Side note: According to Scikit Documentation: The “liblinear” solver was the one used by default for historical reasons before version 0.22.旁注：根据 Scikit 文档：“liblinear”求解器是 0.22 版本之前的历史原因默认使用的求解器。 Since then, default use is Limited-memory Broyden–Fletcher–Goldfarb–Shanno Algorithm.从那时起，默认使用的是有限内存 Broyden–Fletcher–Goldfarb–Shanno 算法。

4. Stochastic Average Gradient: 4. 随机平均梯度：

SAG method optimizes the sum of a finite number of smooth convex functions. SAG 方法优化有限数量的平滑凸函数的总和。 Like stochastic gradient (SG) methods, the SAG method's iteration cost is independent of the number of terms in the sum.与随机梯度 (SG) 方法一样，SAG 方法的迭代成本与总和中的项数无关。 However, by incorporating a memory of previous gradient values the SAG method achieves a faster convergence rate than black-box SG methods.然而，通过结合先前梯度值的记忆，SAG 方法实现了比黑盒 SG 方法更快的收敛速度。

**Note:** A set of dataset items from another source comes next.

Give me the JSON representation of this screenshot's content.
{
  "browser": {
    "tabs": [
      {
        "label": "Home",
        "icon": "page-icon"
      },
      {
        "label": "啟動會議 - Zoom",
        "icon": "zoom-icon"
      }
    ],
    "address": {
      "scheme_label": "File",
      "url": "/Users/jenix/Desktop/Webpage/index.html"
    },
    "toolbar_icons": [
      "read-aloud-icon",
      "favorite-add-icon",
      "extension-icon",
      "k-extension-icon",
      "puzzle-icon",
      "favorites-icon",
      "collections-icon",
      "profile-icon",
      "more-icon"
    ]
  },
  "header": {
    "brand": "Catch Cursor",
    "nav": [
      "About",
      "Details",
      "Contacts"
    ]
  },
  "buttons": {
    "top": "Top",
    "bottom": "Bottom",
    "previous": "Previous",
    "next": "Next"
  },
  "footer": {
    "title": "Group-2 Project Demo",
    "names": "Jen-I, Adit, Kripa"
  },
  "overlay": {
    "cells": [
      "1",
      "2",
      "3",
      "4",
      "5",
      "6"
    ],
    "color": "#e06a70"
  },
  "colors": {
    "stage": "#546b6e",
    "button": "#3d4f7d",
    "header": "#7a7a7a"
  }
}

It is faster than other solvers for large datasets, when both the number of samples and the number of features are large.对于大型数据集，当样本数量和特征数量都很大时，它比其他求解器更快。

Drawbacks:缺点：

It only supports L2 penalization.它只支持 L2 惩罚。
Its memory cost of O(N) , which can make it impractical for large N ( because it remembers the most recently computed values for approx. all gradients ).它的内存成本为O(N) ，这对于大 N 来说可能不切实际（因为它会记住大约所有梯度的最近计算值）。

5. SAGA: 5.传奇：

The SAGA solver is a variant of SAG that also supports the non-smooth penalty=l1 option (ie L1 Regularization). SAGA 求解器是 SAG 的一个变体，它也支持非平滑惩罚=l1选项（即 L1 正则化）。 This is therefore the solver of choice for sparse multinomial logistic regression and it's also suitable very Large dataset.因此，这是稀疏多项逻辑回归的首选求解器，它也适用于非常大的数据集。